I’m going to write from experience. I’m not exactly a newbie anymore, but I’m also not what I would call “highly experienced.” I have learned a few things though.
New authors make mistakes, and it’s fine that we do! We’re learning! The skills take time to develop. No one wakes up and builds a skyscraper without training, nor do writers and artists just take up a pen and deliver epic works. I think it’s up to us to plant warning signs for those who come after us, let them know things that they can avoid so they’re not bogged down in the errors we got snarled in.
When I released Escaping Paradise, I had exactly one person say that my intro needed work. Four years later, I read the books and I’m debating pulling them from the market until I can revise that opening. Wow. If you’ve read the books, I apologize.
What did I do wrong?
I started with a mundane scene. Alyssa is out for a run, she finds a job flier on her car, she returns home. It’s loaded with superfluous details and while it might make a decent intro sequence/montage for a movie, this is a book.

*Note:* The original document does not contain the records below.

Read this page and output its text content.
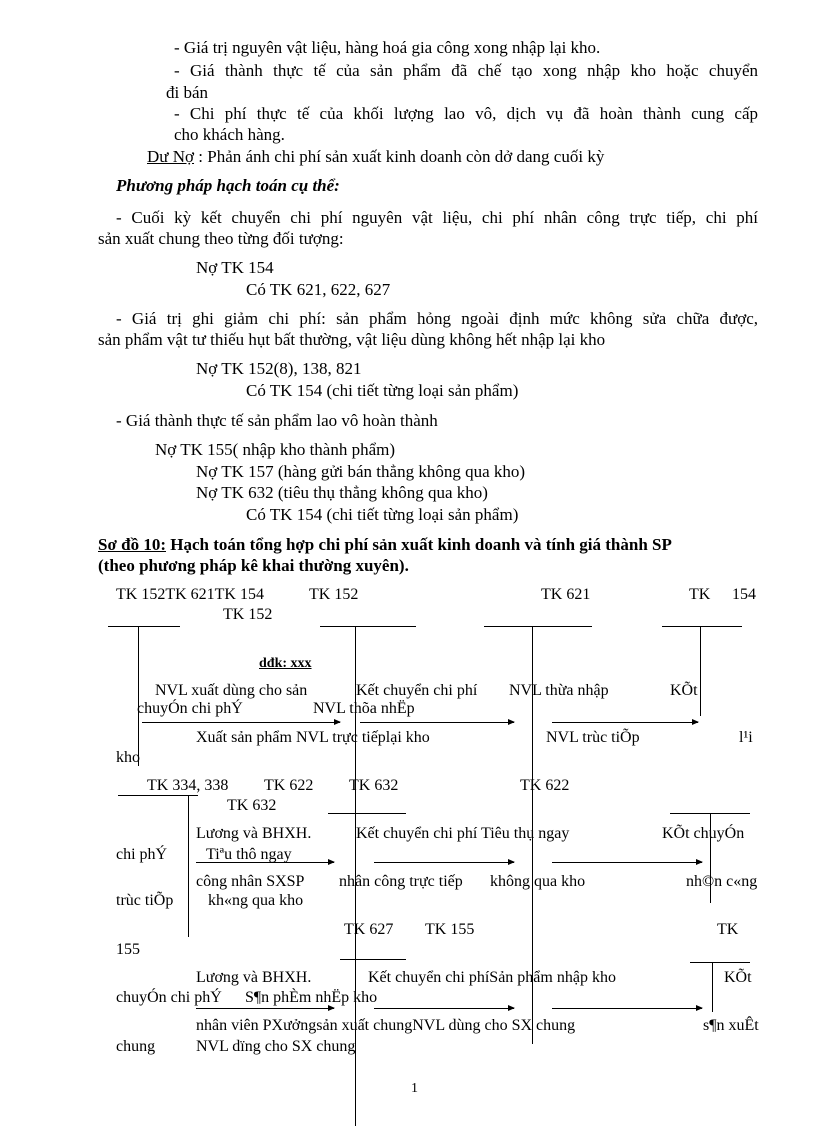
- Giá trị nguyên vật liệu, hàng hoá gia công xong nhập lại kho.
- Giá thành thực tế của sản phẩm đã chế tạo xong nhập kho hoặc chuyển
đi bán
- Chi phí thực tế của khối lượng lao vô, dịch vụ đã hoàn thành cung cấp
cho khách hàng.
Dư Nợ : Phản ánh chi phí sản xuất kinh doanh còn dở dang cuối kỳ
Phương pháp hạch toán cụ thể:
- Cuối kỳ kết chuyển chi phí nguyên vật liệu, chi phí nhân công trực tiếp, chi phí
sản xuất chung theo từng đối tượng:
Nợ TK 154
Có TK 621, 622, 627
- Giá trị ghi giảm chi phí: sản phẩm hỏng ngoài định mức không sửa chữa được,
sản phẩm vật tư thiếu hụt bất thường, vật liệu dùng không hết nhập lại kho
Nợ TK 152(8), 138, 821
Có TK 154 (chi tiết từng loại sản phẩm)
- Giá thành thực tế sản phẩm lao vô hoàn thành
Nợ TK 155( nhập kho thành phẩm)
Nợ TK 157 (hàng gửi bán thẳng không qua kho)
Nợ TK 632 (tiêu thụ thẳng không qua kho)
Có TK 154 (chi tiết từng loại sản phẩm)
Sơ đồ 10: Hạch toán tổng hợp chi phí sản xuất kinh doanh và tính giá thành SP
(theo phương pháp kê khai thường xuyên).
TK 152TK 621TK 154	TK 152	TK 621	TK 154
TK 152
dđk: xxx
NVL xuất dùng cho sản	Kết chuyển chi phí NVL thừa nhập	KÕt
chuyÓn chi phÝ	NVL thõa nhËp
Xuất sản phẩm NVL trực tiếplại kho	NVL trùc tiÕp	l¹i
kho
TK 334, 338 TK 622 TK 632	TK 622
TK 632
Lương và BHXH.	Kết chuyển chi phí Tiêu thụ ngay	KÕt chuyÓn
chi phÝ Tiªu thô ngay
công nhân SXSP nhân công trực tiếp không qua kho	nh©n c«ng
trùc tiÕp kh«ng qua kho
TK 627 TK 155	TK
155
Lương và BHXH.	Kết chuyển chi phíSản phẩm nhập kho	KÕt
chuyÓn chi phÝ S¶n phÈm nhËp kho
nhân viên PXưởngsản xuất chungNVL dùng cho SX chung	s¶n xuÊt
chung	NVL dïng cho SX chung
1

The second chapter had Alyssa getting ready for a job interview and going to the office to meet the recruiter. That’s where I should have started. Tighten up the lead in and get her to that interview where her life begins to change.
I think I’ll make this a series, mistakes I’ve made and what I’d do differently. Maybe my stubborn insistence that I could tell a story (and I could, but I goofed) will help someone else find a stronger debut.